Wednesday, June 10, 2026

Did It Happen That Way?

     The jury has returned its verdict in the case of Austin Metcalf and Karmelo Anthony: Anthony has been pronounced guilty of first-degree murder. The crowd of black protesters outside the courtroom, who have been stridently vocal that Anthony is “innocent,” was upset.

     I stopped myself from prefacing the previous sentence with “Needless to say.” Yet it was predictable that people protesting on the defendant’s behalf, would be unhappy that he’s likely to be imprisoned for the rest of his life. A few of them had some “interesting” things to say: e.g., that Anthony should have killed Metcalf’s twin brother as well.

     Austin Metcalf’s family must be wary henceforward. Threats have come at them from several directions. This is the way of things in these United States in the Twenty-First Century. Even peripheral contact with a case of interracial violence makes your future uncertain.

     Yet the entire incident was video-recorded, from several angles. There’s no dispute that Anthony pulled a knife and killed Metcalf. Even several of the witnesses for the defense testified that Metcalf had not attacked Anthony – that Anthony was not defending himself from a credible threat to life or limb. Those demanding that Anthony be freed cannot argue away the facts of the case.

     Their beef, of course, is that Metcalf was White and Anthony is black.

     There were no blacks on the jury that convicted Anthony. Those who were called to the voir dire all admitted freely that they would have trouble “putting a brother in jail.” The prosecution challenged them off for sufficient cause. As the resulting jury was all-White, the blacks incensed about the verdict are screaming “racism.”

     It’s unnecessary for me to comment on that aspect of the case. We’ve seen it before. But it is necessary to ponder something commentator Matt Walsh observed:

     Now go back and consider every supposed racist atrocity from decades or centuries ago. Every “innocent” minority wrongfully persecuted by racist whites. I’m not saying that all of those stories aren’t true. I’m saying that you can’t assume that they are true. If they can lie about the stuff we all witnessed with our own eyes, imagine what they can do with the things none of us witnessed.

     Enough such incidents were reported by a single source to make them disputable. The sources themselves were sometimes of dubious credibility.

     The justice of a verdict is often disputed. In these days of ubiquitous security cameras and cellphones that can video-record, the facts of a case are less disputable than ever before. But those conditions have only obtained for about three decades. Everything before that is a matter of eyewitness testimony and forensic evidence.

     And recent interracial incidents, many of them meticulously filmed, have undermined the credibility of the record.

     When we speak of things that happened long ago, credibility is less important than credulity. People are inclined to believe accounts that accord with their beliefs and convictions. Written records are often disputed on the grounds that the writer “had an agenda.” The most thoroughly reported and recorded event in all of history, the Passion and Resurrection of Christ, is frequently waved aside on that basis, even though the chroniclers were almost all put to death for maintaining it.

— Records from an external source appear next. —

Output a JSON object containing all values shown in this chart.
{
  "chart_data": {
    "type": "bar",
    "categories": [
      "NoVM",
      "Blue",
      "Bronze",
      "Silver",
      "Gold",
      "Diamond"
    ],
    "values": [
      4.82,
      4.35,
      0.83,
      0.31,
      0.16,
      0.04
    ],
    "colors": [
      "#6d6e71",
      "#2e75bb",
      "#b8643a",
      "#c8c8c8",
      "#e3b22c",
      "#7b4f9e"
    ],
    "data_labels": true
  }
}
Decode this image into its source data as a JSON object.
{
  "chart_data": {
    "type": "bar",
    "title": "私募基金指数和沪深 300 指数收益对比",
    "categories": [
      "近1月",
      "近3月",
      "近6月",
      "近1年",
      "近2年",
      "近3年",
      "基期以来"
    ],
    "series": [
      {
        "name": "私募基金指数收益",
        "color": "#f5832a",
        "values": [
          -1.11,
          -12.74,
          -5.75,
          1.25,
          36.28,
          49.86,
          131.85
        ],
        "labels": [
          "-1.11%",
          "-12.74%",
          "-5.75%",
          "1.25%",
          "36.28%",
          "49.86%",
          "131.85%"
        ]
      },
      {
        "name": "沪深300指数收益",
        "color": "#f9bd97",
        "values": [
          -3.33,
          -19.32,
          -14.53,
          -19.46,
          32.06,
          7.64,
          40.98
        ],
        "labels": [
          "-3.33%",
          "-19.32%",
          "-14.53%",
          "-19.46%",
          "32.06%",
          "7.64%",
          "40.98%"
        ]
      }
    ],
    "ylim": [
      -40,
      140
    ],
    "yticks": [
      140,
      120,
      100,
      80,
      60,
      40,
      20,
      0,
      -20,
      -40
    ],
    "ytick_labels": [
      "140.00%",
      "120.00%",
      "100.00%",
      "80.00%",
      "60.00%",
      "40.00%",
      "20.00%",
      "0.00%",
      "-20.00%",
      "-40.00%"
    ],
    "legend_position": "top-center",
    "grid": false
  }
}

     Today, credulity is less important than an activist agenda. The activists vocal about the Anthony verdict have such an agenda. What they’ll do, now that that agenda has been thwarted, remains to be seen. Apparently there was some violence immediately outside the courtroom when the verdict was announced.

     Now, with a number of thoughtful people openly inquiring whether we can trust the historical records of “minority persecution,” the matter will be further inflamed. Yet there is justification for re-examining those accounts, to the extent possible. The record is almost purely one of White persecution of blacks. But the purity of the record itself provides grounds for dispute. Was it really that way in every case? Is there no possibility that in some cases the “victim” was objectively guilty of a heinous crime? Or were the recorders themselves pushing a particular viewpoint on the rest of us?

     Unpleasant, distasteful food for thought. In our current climate, it will be spoken of more openly than ever before. I fear to imagine the consequences.